Há dias, neste jornal, São José Almeida, num trabalho sobre a fraca penetração do populismo nos partidos portugueses, citava uma investigadora do ICS, Susana Salgado, que dava este exemplo como sintoma de um populismo emergente: “Catarina Martins, na última Convenção [do Bloco] fez um grande uso técnico de se colocar do lado do povo: só nós damos resposta aos vossos anseios”. Presumo que Susana Salgado fará um trabalho sério e rigoroso sobre o populismo, no âmbito da sua investigação, mas estas declarações são demasiado simplificadoras (para responder aos “anseios” do discurso corrente sobre o populismo?): não é normal que um político se coloque do lado do povo e o invoque? Mais ainda: haverá democracia – ou mesmo política – sem esta invocação?

É verdade que existem muitos “povos”, e o de Catarina Martins não é o mesmo de Assunção Cristas, assim como o “povo soberano” da democracia não é o mesmo que o “povo trabalhador” dos partidos comunistas. No uso imoderado que hoje se faz da palavra “populismo”, revela-se uma figura que é o seu contrário ou a sua sombra, uma formação eminentemente ideológica que merece o nome de demofobia, isto é, a alergia a toda a política que faz apelo a uma figura do “povo”, por mais desfigurada que ela esteja, por mais que tenha desaparecido o medo de um “povo revolucionário”.

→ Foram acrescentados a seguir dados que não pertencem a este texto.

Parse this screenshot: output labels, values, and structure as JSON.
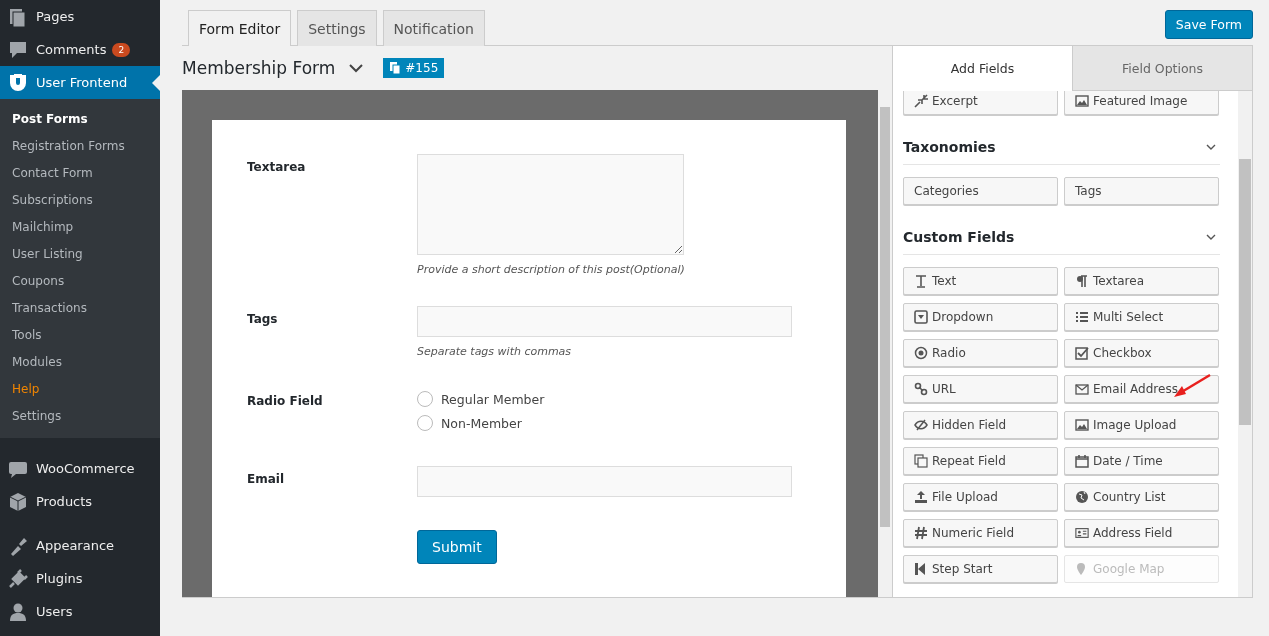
{
  "sidebar": {
    "items": [
      {
        "label": "Pages",
        "kind": "pages",
        "current": false
      },
      {
        "label": "Comments",
        "kind": "comments",
        "current": false,
        "badge": "2"
      },
      {
        "label": "User Frontend",
        "kind": "frontend",
        "current": true,
        "children": [
          {
            "label": "Post Forms",
            "selected": true,
            "kind": "normal"
          },
          {
            "label": "Registration Forms",
            "selected": false,
            "kind": "normal"
          },
          {
            "label": "Contact Form",
            "selected": false,
            "kind": "normal"
          },
          {
            "label": "Subscriptions",
            "selected": false,
            "kind": "normal"
          },
          {
            "label": "Mailchimp",
            "selected": false,
            "kind": "normal"
          },
          {
            "label": "User Listing",
            "selected": false,
            "kind": "normal"
          },
          {
            "label": "Coupons",
            "selected": false,
            "kind": "normal"
          },
          {
            "label": "Transactions",
            "selected": false,
            "kind": "normal"
          },
          {
            "label": "Tools",
            "selected": false,
            "kind": "normal"
          },
          {
            "label": "Modules",
            "selected": false,
            "kind": "normal"
          },
          {
            "label": "Help",
            "selected": false,
            "kind": "accent"
          },
          {
            "label": "Settings",
            "selected": false,
            "kind": "normal"
          }
        ]
      },
      {
        "label": "WooCommerce",
        "kind": "woo",
        "current": false
      },
      {
        "label": "Products",
        "kind": "products",
        "current": false
      },
      {
        "label": "Appearance",
        "kind": "appearance",
        "current": false
      },
      {
        "label": "Plugins",
        "kind": "plugins",
        "current": false
      },
      {
        "label": "Users",
        "kind": "users",
        "current": false
      }
    ]
  },
  "tabs": [
    {
      "label": "Form Editor",
      "selected": true
    },
    {
      "label": "Settings",
      "selected": false
    },
    {
      "label": "Notification",
      "selected": false
    }
  ],
  "save_button": "Save Form",
  "form_title": "Membership Form",
  "form_id_badge": "#155",
  "form_preview": {
    "fields": [
      {
        "kind": "textarea",
        "label": "Textarea",
        "help": "Provide a short description of this post(Optional)"
      },
      {
        "kind": "text",
        "label": "Tags",
        "help": "Separate tags with commas"
      },
      {
        "kind": "radio",
        "label": "Radio Field",
        "options": [
          {
            "label": "Regular Member",
            "selected": false
          },
          {
            "label": "Non-Member",
            "selected": false
          }
        ]
      },
      {
        "kind": "text",
        "label": "Email"
      }
    ],
    "submit": "Submit"
  },
  "panel": {
    "tabs": [
      {
        "label": "Add Fields",
        "selected": true
      },
      {
        "label": "Field Options",
        "selected": false
      }
    ],
    "sections": [
      {
        "buttons": [
          {
            "label": "Excerpt",
            "kind": "excerpt",
            "disabled": false
          },
          {
            "label": "Featured Image",
            "kind": "image",
            "disabled": false
          }
        ]
      },
      {
        "title": "Taxonomies",
        "buttons": [
          {
            "label": "Categories",
            "kind": "none",
            "disabled": false
          },
          {
            "label": "Tags",
            "kind": "none",
            "disabled": false
          }
        ]
      },
      {
        "title": "Custom Fields",
        "buttons": [
          {
            "label": "Text",
            "kind": "text",
            "disabled": false
          },
          {
            "label": "Textarea",
            "kind": "para",
            "disabled": false
          },
          {
            "label": "Dropdown",
            "kind": "dropdown",
            "disabled": false
          },
          {
            "label": "Multi Select",
            "kind": "list",
            "disabled": false
          },
          {
            "label": "Radio",
            "kind": "radio",
            "disabled": false
          },
          {
            "label": "Checkbox",
            "kind": "check",
            "disabled": false
          },
          {
            "label": "URL",
            "kind": "link",
            "disabled": false
          },
          {
            "label": "Email Address",
            "kind": "mail",
            "disabled": false
          },
          {
            "label": "Hidden Field",
            "kind": "eye",
            "disabled": false
          },
          {
            "label": "Image Upload",
            "kind": "image",
            "disabled": false
          },
          {
            "label": "Repeat Field",
            "kind": "copy",
            "disabled": false
          },
          {
            "label": "Date / Time",
            "kind": "calendar",
            "disabled": false
          },
          {
            "label": "File Upload",
            "kind": "upload",
            "disabled": false
          },
          {
            "label": "Country List",
            "kind": "globe",
            "disabled": false
          },
          {
            "label": "Numeric Field",
            "kind": "hash",
            "disabled": false
          },
          {
            "label": "Address Field",
            "kind": "card",
            "disabled": false
          },
          {
            "label": "Step Start",
            "kind": "step",
            "disabled": false
          },
          {
            "label": "Google Map",
            "kind": "pin",
            "disabled": true
          }
        ]
      }
    ]
  }
}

Na pior das hipóteses, como aconteceu agora em França, há um povo da revolta, mas a revolta não é o mesmo que revolução: a revolução implica um cálculo estratégico de longa duração e uma experiência do tempo da história que estão completamente ausentes da revolta, em que a experiência do tempo é a do quotidiano. A revolta não visa nenhuma transformação do tempo histórico, não quer instituir um novo calendário. Há uma deriva demofóbica que desafia todos os princípio da democracia e a aniquila a partir do seu interior.

A demofobia aparece à luz do dia quando as medidas dos governos, visando satisfazer reivindicações do “povo”, são imediatamente classificadas como “populistas”.

O que se tornou “natural” e altamente “responsável” é governar para exercer um castigo. Ao populismo, opõe-se uma ideia de rigor, disciplina e verdade que são profundamente ideológicos: trata-se do rigor e da verdade de uma “governamentalidade” que se apresenta como tendo uma justificação “científica”, subtraindo-se  a toda a justificação ideológica. É de demofobia que se trata, efectivamente, em muitos discursos que vêem em todo o lado emergências populistas.